Obama is one of "us" and indeed "we" are not "real" and "we" are not "pro-American"

A problem I’ve had with this election is that I actually identify with Obama quite a bit. But as I’ve elaborated on at length in this blog that doesn’t mean I’d vote for him (e.g. because I dislike many of his supporters, because I dislike the policy of the median Congressional Democrat).

The media has recently taken a lot of umbrage at the suggestion by the McCain campaign that Obama is not “pro-American” and that he is out of touch with “real” America (e.g. Time magazine). But I think those accusations are fair.

First of all, by “us” I am talking about well-off highly educated coastal elites. Although Obama often evokes the language of unity, when talking about tax policy Obama talks about people like “us“ meaning Obama and McCain and other well off elites, which implicitly creates the “other” of people not like “us."

Pundits are happily making the point that the real “Joe the Plumber” makes well less than $250,000 a year, but the point of the McCain campaign is that that doesn’t matter. Because in his world view Joe and McCain are part of the same “us.”

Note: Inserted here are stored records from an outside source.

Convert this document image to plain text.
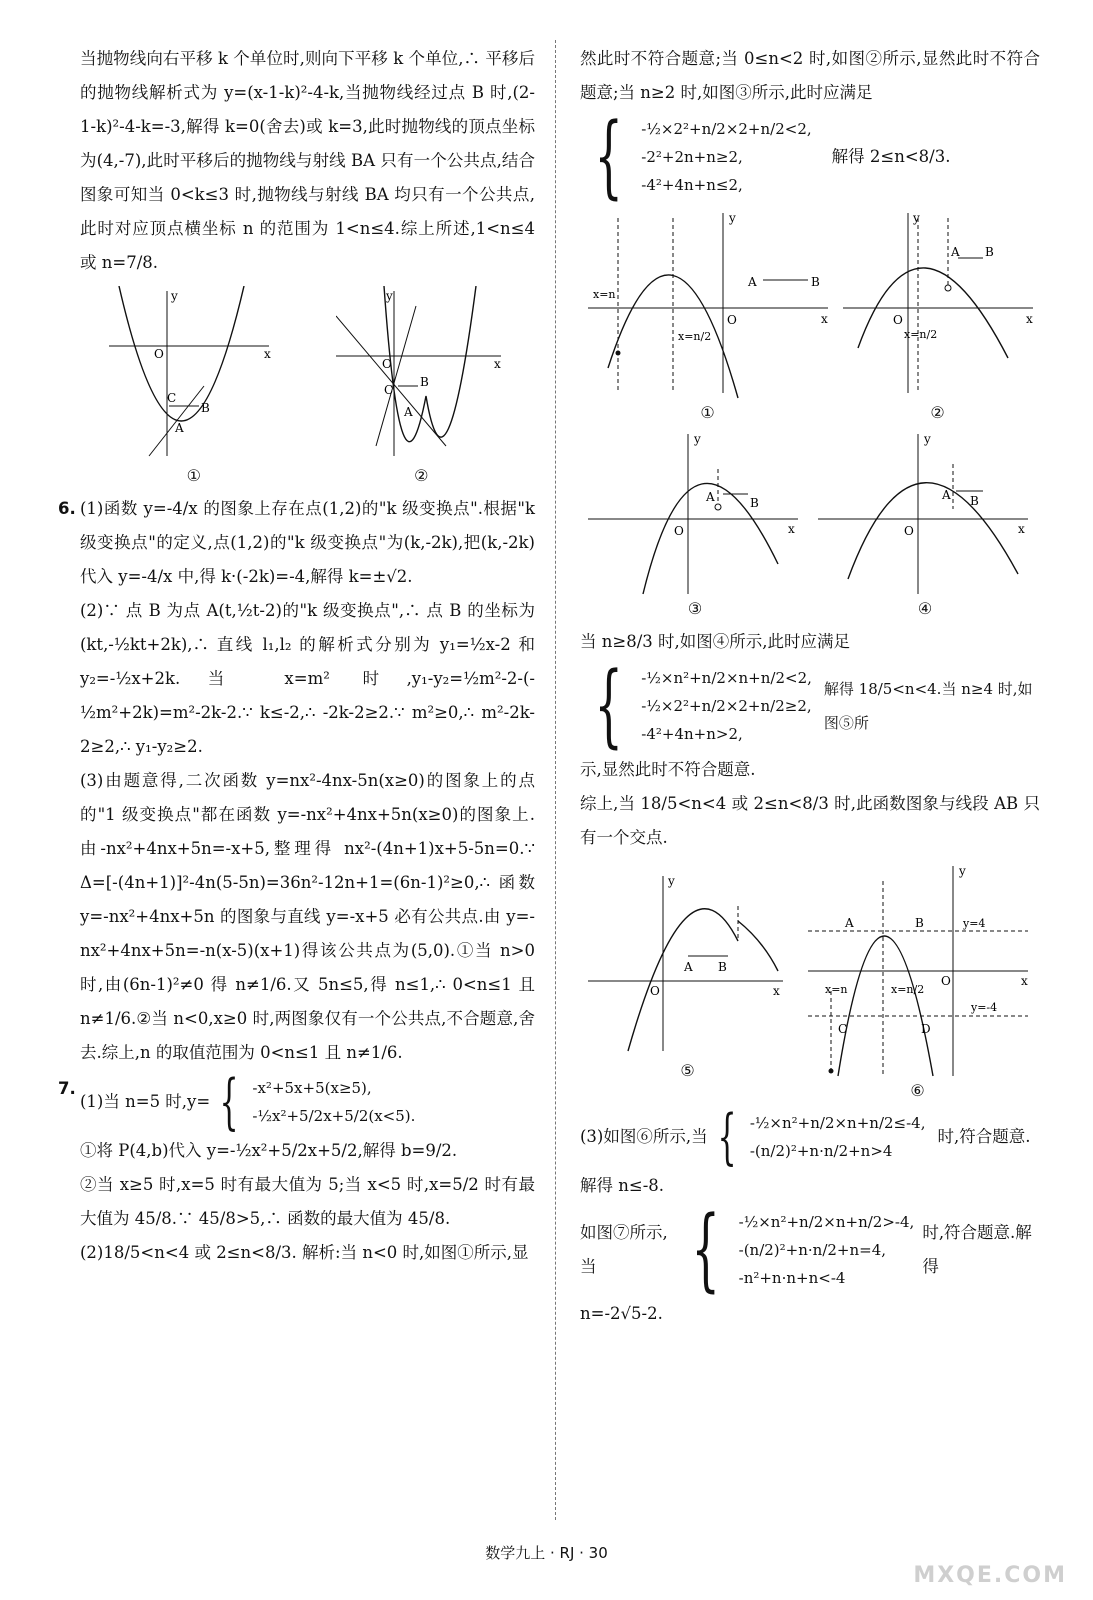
当抛物线向右平移 k 个单位时,则向下平移 k 个单位,∴ 平移后的抛物线解析式为 y=(x-1-k)²-4-k,当抛物线经过点 B 时,(2-1-k)²-4-k=-3,解得 k=0(舍去)或 k=3,此时抛物线的顶点坐标为(4,-7),此时平移后的抛物线与射线 BA 只有一个公共点,结合图象可知当 0<k≤3 时,抛物线与射线 BA 均只有一个公共点,此时对应顶点横坐标 n 的范围为 1<n≤4.综上所述,1<n≤4 或 n=7/8.

x
y
O
C
B
A
①
x
y
O
C
B
A
②
6. (1)函数 y=-4/x 的图象上存在点(1,2)的"k 级变换点".根据"k 级变换点"的定义,点(1,2)的"k 级变换点"为(k,-2k),把(k,-2k)代入 y=-4/x 中,得 k·(-2k)=-4,解得 k=±√2.

(2)∵ 点 B 为点 A(t,½t-2)的"k 级变换点",∴ 点 B 的坐标为(kt,-½kt+2k),∴ 直线 l₁,l₂ 的解析式分别为 y₁=½x-2 和 y₂=-½x+2k.当 x=m² 时,y₁-y₂=½m²-2-(-½m²+2k)=m²-2k-2.∵ k≤-2,∴ -2k-2≥2.∵ m²≥0,∴ m²-2k-2≥2,∴ y₁-y₂≥2.

(3)由题意得,二次函数 y=nx²-4nx-5n(x≥0)的图象上的点的"1 级变换点"都在函数 y=-nx²+4nx+5n(x≥0)的图象上.由-nx²+4nx+5n=-x+5,整理得 nx²-(4n+1)x+5-5n=0.∵ Δ=[-(4n+1)]²-4n(5-5n)=36n²-12n+1=(6n-1)²≥0,∴ 函数 y=-nx²+4nx+5n 的图象与直线 y=-x+5 必有公共点.由 y=-nx²+4nx+5n=-n(x-5)(x+1)得该公共点为(5,0).①当 n>0 时,由(6n-1)²≠0 得 n≠1/6.又 5n≤5,得 n≤1,∴ 0<n≤1 且 n≠1/6.②当 n<0,x≥0 时,两图象仅有一个公共点,不合题意,舍去.综上,n 的取值范围为 0<n≤1 且 n≠1/6.

7.
(1)当 n=5 时,y= { -x²+5x+5(x≥5),
-½x²+5/2x+5/2(x<5).

①将 P(4,b)代入 y=-½x²+5/2x+5/2,解得 b=9/2.

②当 x≥5 时,x=5 时有最大值为 5;当 x<5 时,x=5/2 时有最大值为 45/8.∵ 45/8>5,∴ 函数的最大值为 45/8.

(2)18/5<n<4 或 2≤n<8/3. 解析:当 n<0 时,如图①所示,显

然此时不符合题意;当 0≤n<2 时,如图②所示,显然此时不符合题意;当 n≥2 时,如图③所示,此时应满足

{ -½×2²+n/2×2+n/2<2,
-2²+2n+n≥2,
-4²+4n+n≤2,
解得 2≤n<8/3.
x
y
O
A	B
x=n
x=n/2
①
x
y
O
A B
x=n/2
②
x
y
O
A	B
③
x
y
O
A B
④

当 n≥8/3 时,如图④所示,此时应满足

{ -½×n²+n/2×n+n/2<2,
-½×2²+n/2×2+n/2≥2,
-4²+4n+n>2,
解得 18/5<n<4.当 n≥4 时,如图⑤所

示,显然此时不符合题意.

综上,当 18/5<n<4 或 2≤n<8/3 时,此函数图象与线段 AB 只有一个交点.

x
y
O
A B
⑤
x
y
O
A	B
C	D
y=4
y=-4
x=n	x=n/2
⑥
(3)如图⑥所示,当 { -½×n²+n/2×n+n/2≤-4,
-(n/2)²+n·n/2+n>4
时,符合题意.

解得 n≤-8.

如图⑦所示,当	{ -½×n²+n/2×n+n/2>-4,
-(n/2)²+n·n/2+n=4,
-n²+n·n+n<-4
时,符合题意.解得

n=-2√5-2.

数学九上 · RJ · 30
MXQE.COM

But Obama’s “us” is different. Saying that we are anti-American is too far, but that’s not what the McCain campaign’s been saying. The most extreme way to see this is the number of my friends who (jokingly, but still) threaten to move to Canada. Or, I bet if you poll my friends and ask them if they had to choose between wearing a Canadian flag or an American flag on their bag while traveling, I bet nearly all would choose Canadian. I bet most people in the pro-American states that Palin is talking about would never do that (admittedly, I’m not sure what I’d pick, but probably I’d still put an American flag). It’s not a bad thing to not be “pro American.” It represents a different cosmopolitan ecumenical humanist world view that I like. But it is different.

This is an old notion of course, the different ways of defining identity. Democrats try to create identity along economic divisions, whereas Republicans do so along social divisions.